Acting on recommendations from the Department of Government Efficiency, the Justice Department is cutting grants to hundreds of programs across the country that provide services to crime victims, according to a former DOJ official familiar with the matter and documents obtained by NBC News.
Attorney General Pam Bondi has reversed some of the cuts, the former official and a current Justice Department official said. One restored cut was for a program that provided funds to domestic violence shelters so that they can accommodate the pets of victims.
The current Justice Department official noted that Bondi “has been an advocate for victims of crimes against women and for animals her entire career.”
Jennifer Pollitt Hill, a spokeswoman for the Maryland Network Against Domestic Violence, said in an email to NBC News that the group received a cancellation notice for one of its grants, “and then 24 hours later we got an email saying that the termination notice was rescinded and our grant is still active.” She added: “I have no idea what changed, but we are grateful. All I can say is chaos, confusion and whiplash!”
Staffers at Safe Futures in New London, Connecticut, which runs a domestic violence shelter and other services, were also surprised when they got a termination notice by email on Tuesday at 5:30 p.m., followed by a reversal Wednesday just after 7 p.m. in an email that read, “Please be advised that the grant award will not be terminated,” according to Margaret Soussloff, the chief operating officer.
Soussloff said the money allows the shelter to take in domestic violence victims who have pets, which they consider to be part of victims' families.
The current Justice Department official said the grants “were meticulously reviewed to ensure that services to victims would not be impacted.” The official added, “If any group can prove the opposite, we allowed a 30-day appeal window and the money can be turned back on if direct impact to victims can be thoroughly established.”
It wasn’t immediately clear how a “meticulous review” was consistent with grant cuts being reversed within 24 hours.
In a post on X, Bondi announced that the Justice Department “has started cutting millions of dollars in wasteful grants.”
“Great work by @AGPamBondi @TheJusticeDept,” the DOGE account on X posted.
A list of cuts obtained by NBC News included grants to the National Criminal Justice Association, the National Association for Victims of Crime and the National Crime Victim Law Institute. Several of the grants were described as “increasing options and expanding access for victims of crime.”
The National Center for Victims of Crime said in a statement it was notified late Tuesday that more than $2.8 million of its federal grant funding was immediately terminated because it no longer “aligned with DOJ priorities.”
“Unless promptly reversed, this careless decision will result in the immediate closure of the VictimConnect Resource Center, a 100% federally funded national hotline that has served tens of thousands of crime survivors since 2015, including more than 16,000 in the last year alone,” the statement said.

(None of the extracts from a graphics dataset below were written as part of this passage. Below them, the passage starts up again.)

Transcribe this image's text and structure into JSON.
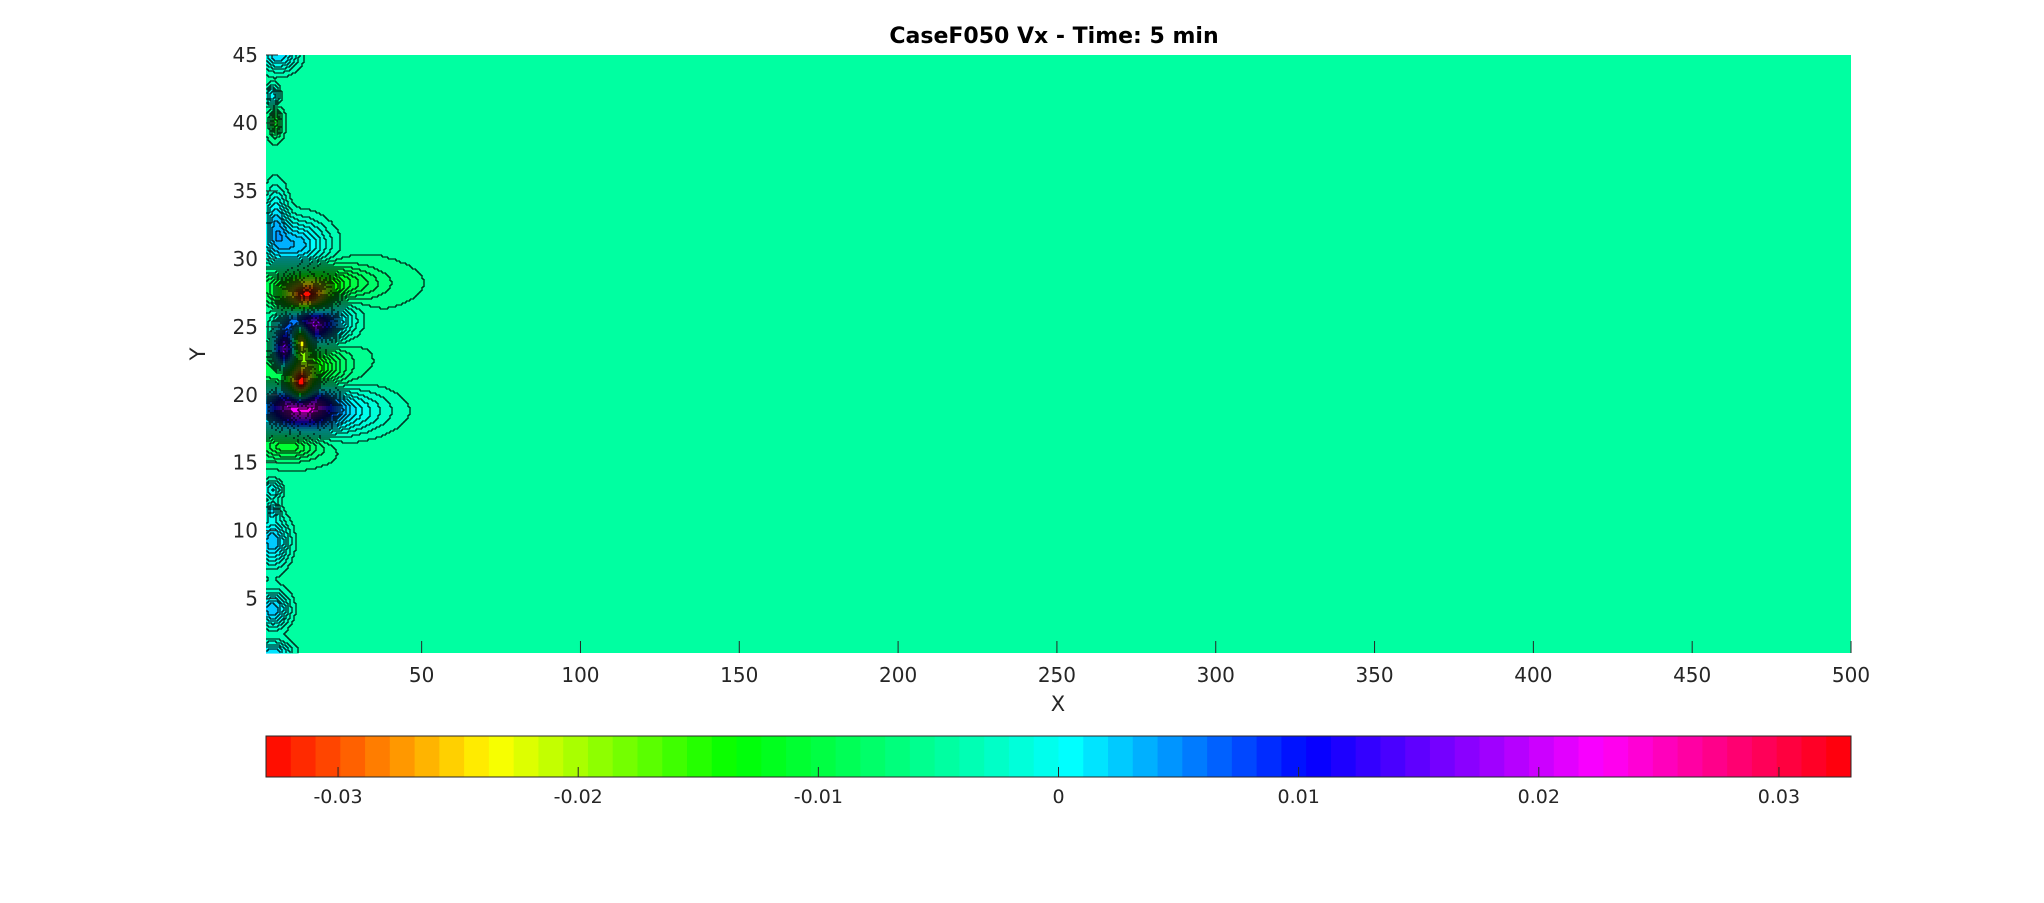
{
  "chart_data": {
    "type": "contour",
    "title": "CaseF050 Vx - Time: 5 min",
    "xlabel": "X",
    "ylabel": "Y",
    "xlim": [
      1,
      500
    ],
    "ylim": [
      1,
      45
    ],
    "x_ticks": [
      50,
      100,
      150,
      200,
      250,
      300,
      350,
      400,
      450,
      500
    ],
    "y_ticks": [
      5,
      10,
      15,
      20,
      25,
      30,
      35,
      40,
      45
    ],
    "background_value": -0.005,
    "colorbar": {
      "orientation": "horizontal",
      "placement": "bottom",
      "range": [
        -0.033,
        0.033
      ],
      "levels": 64,
      "ticks": [
        -0.03,
        -0.02,
        -0.01,
        0,
        0.01,
        0.02,
        0.03
      ],
      "tick_labels": [
        "-0.03",
        "-0.02",
        "-0.01",
        "0",
        "0.01",
        "0.02",
        "0.03"
      ]
    },
    "colormap_stops": [
      {
        "value": -0.033,
        "color": "#ff0000"
      },
      {
        "value": -0.0235,
        "color": "#ffff00"
      },
      {
        "value": -0.0135,
        "color": "#00ff00"
      },
      {
        "value": 0.0005,
        "color": "#00ffff"
      },
      {
        "value": 0.0105,
        "color": "#0000ff"
      },
      {
        "value": 0.0225,
        "color": "#ff00ff"
      },
      {
        "value": 0.033,
        "color": "#ff0000"
      }
    ],
    "features": [
      {
        "x": 7,
        "y": 23.2,
        "sx": 2.5,
        "sy": 0.9,
        "amp": 0.028
      },
      {
        "x": 14,
        "y": 27.0,
        "sx": 5,
        "sy": 0.9,
        "amp": -0.03
      },
      {
        "x": 14,
        "y": 25.3,
        "sx": 5,
        "sy": 1.0,
        "amp": 0.027
      },
      {
        "x": 12,
        "y": 24.2,
        "sx": 2,
        "sy": 0.8,
        "amp": -0.028
      },
      {
        "x": 12,
        "y": 20.5,
        "sx": 2.5,
        "sy": 0.9,
        "amp": -0.029
      },
      {
        "x": 12,
        "y": 19.2,
        "sx": 6,
        "sy": 0.9,
        "amp": 0.028
      },
      {
        "x": 16,
        "y": 18.8,
        "sx": 14,
        "sy": 1.2,
        "amp": 0.009
      },
      {
        "x": 12,
        "y": 22.0,
        "sx": 8,
        "sy": 1.5,
        "amp": -0.012
      },
      {
        "x": 17,
        "y": 28.2,
        "sx": 12,
        "sy": 0.9,
        "amp": -0.008
      },
      {
        "x": 20,
        "y": 25.6,
        "sx": 6,
        "sy": 1.2,
        "amp": 0.007
      },
      {
        "x": 10,
        "y": 31.0,
        "sx": 7,
        "sy": 1.3,
        "amp": 0.008
      },
      {
        "x": 8,
        "y": 16.3,
        "sx": 7,
        "sy": 0.7,
        "amp": -0.007
      },
      {
        "x": 3,
        "y": 9.2,
        "sx": 3.5,
        "sy": 1.2,
        "amp": 0.008
      },
      {
        "x": 3,
        "y": 4.2,
        "sx": 3.5,
        "sy": 0.9,
        "amp": 0.008
      },
      {
        "x": 4,
        "y": 33.0,
        "sx": 2.5,
        "sy": 1.6,
        "amp": 0.006
      },
      {
        "x": 3,
        "y": 42.0,
        "sx": 1.5,
        "sy": 0.5,
        "amp": 0.006
      },
      {
        "x": 3,
        "y": 13.0,
        "sx": 2,
        "sy": 0.5,
        "amp": 0.005
      },
      {
        "x": 4,
        "y": 40.0,
        "sx": 1.2,
        "sy": 0.6,
        "amp": -0.007
      },
      {
        "x": 5,
        "y": 45.0,
        "sx": 4,
        "sy": 0.8,
        "amp": 0.007
      },
      {
        "x": 3,
        "y": 1.0,
        "sx": 4,
        "sy": 0.6,
        "amp": 0.007
      },
      {
        "x": 3,
        "y": 11.5,
        "sx": 1.5,
        "sy": 0.4,
        "amp": 0.005
      }
    ]
  }
}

“We’re shocked that an administration that claims to care about protecting victims would leave so many vulnerable Americans without access to an essential lifeline,” said Renée Williams, the center's CEO, said in a statement.

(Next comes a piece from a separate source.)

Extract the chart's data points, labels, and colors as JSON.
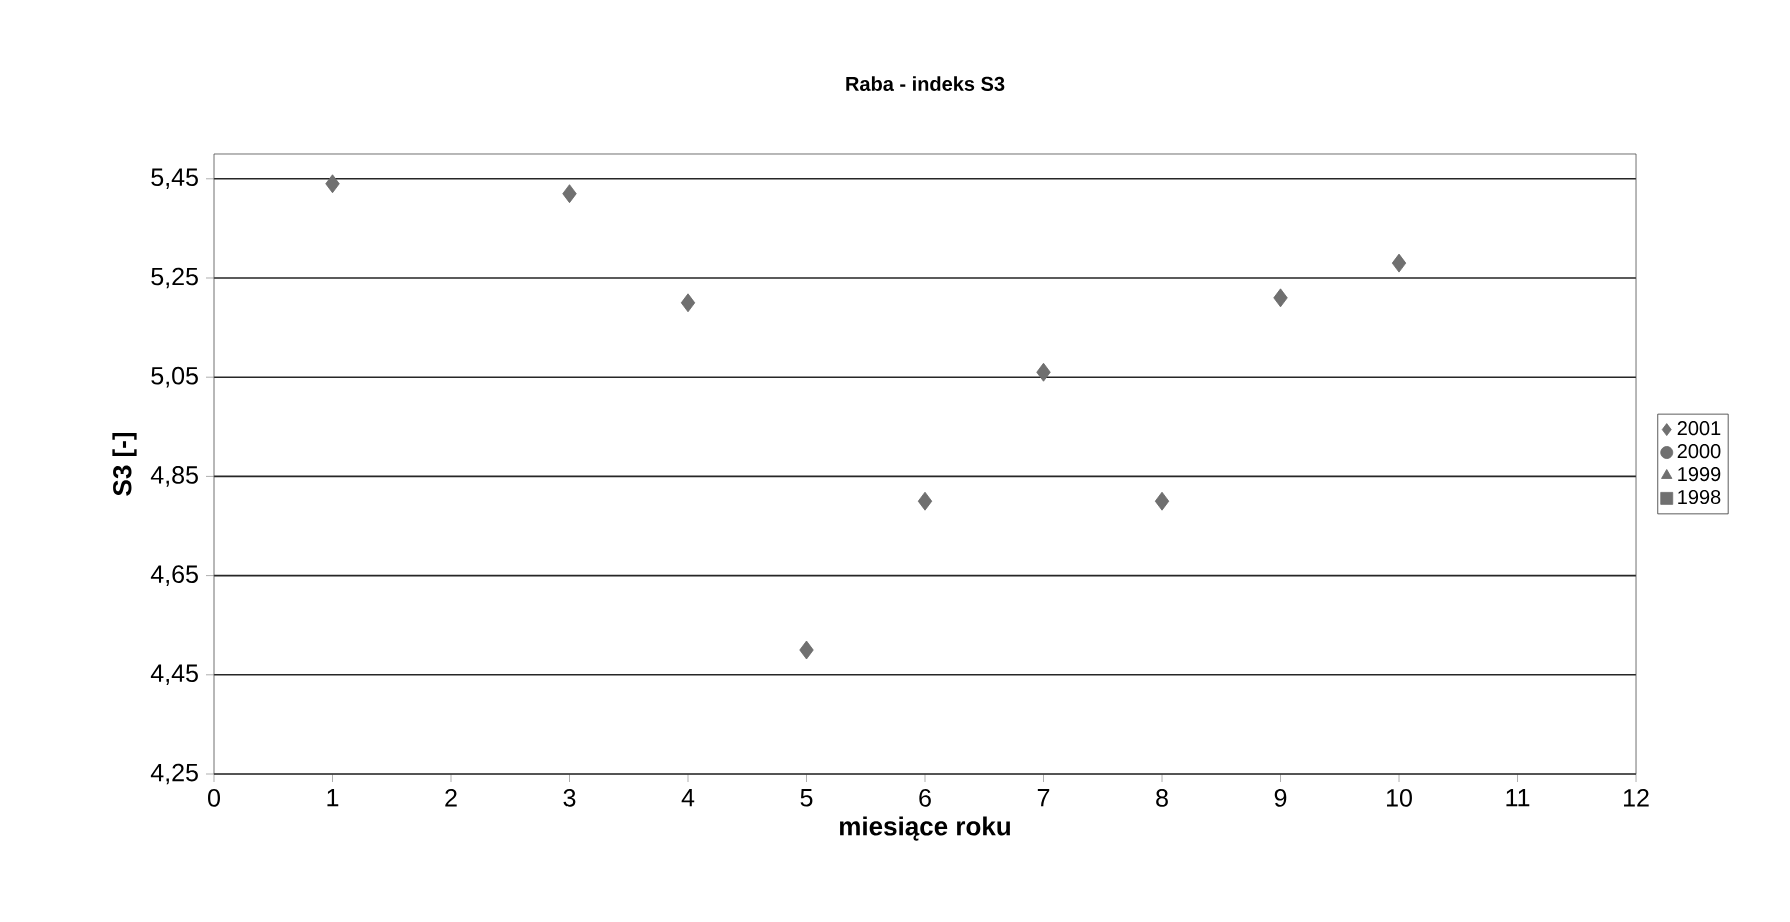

The former DOJ official said that even if some of the programs are restored, the cuts will still be hugely disruptive.
“When programs are halted they have to drop everything and go to great lengths to prove what we already know and could have been verified if they had just done their due diligence,” they said.

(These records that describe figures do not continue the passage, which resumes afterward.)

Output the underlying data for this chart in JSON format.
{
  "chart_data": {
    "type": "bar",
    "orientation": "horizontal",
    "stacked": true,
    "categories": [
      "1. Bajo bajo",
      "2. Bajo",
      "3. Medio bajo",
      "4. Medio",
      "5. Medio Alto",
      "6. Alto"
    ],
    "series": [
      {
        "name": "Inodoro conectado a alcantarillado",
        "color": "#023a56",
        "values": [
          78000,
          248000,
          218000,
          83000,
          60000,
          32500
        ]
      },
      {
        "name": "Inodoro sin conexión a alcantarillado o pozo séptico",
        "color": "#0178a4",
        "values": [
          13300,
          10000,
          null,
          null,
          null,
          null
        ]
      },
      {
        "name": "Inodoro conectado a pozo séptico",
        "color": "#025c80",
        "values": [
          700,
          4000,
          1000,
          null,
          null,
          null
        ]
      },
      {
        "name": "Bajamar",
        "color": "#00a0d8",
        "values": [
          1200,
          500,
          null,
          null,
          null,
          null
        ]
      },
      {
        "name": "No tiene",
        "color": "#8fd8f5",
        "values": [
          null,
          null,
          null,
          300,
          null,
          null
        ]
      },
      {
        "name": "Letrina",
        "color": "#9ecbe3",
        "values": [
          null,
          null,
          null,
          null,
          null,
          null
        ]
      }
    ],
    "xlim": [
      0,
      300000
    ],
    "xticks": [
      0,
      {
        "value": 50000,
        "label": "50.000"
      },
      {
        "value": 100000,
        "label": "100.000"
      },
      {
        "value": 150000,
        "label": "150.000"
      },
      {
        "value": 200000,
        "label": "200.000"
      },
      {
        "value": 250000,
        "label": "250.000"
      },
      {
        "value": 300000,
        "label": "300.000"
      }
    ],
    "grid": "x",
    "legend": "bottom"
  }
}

NBC News reported Thursday that a bipartisan duo in the House had written a letter to Bondi expressing “deep concern” that the Trump administration has put at risk funding grants for programs that help survivors of domestic violence and sexual assault. That letter appears to be referring to a separate set of cuts.
“This administration can’t claim to care about things like supporting crime victims, curbing gun violence, and reducing opioid deaths while slashing grants to entities that do the hard work to achieve these goals,” said Stacey Young, a former DOJ official who co-founded Justice Connection, a group dedicated to raising awareness about changes at the Justice Department.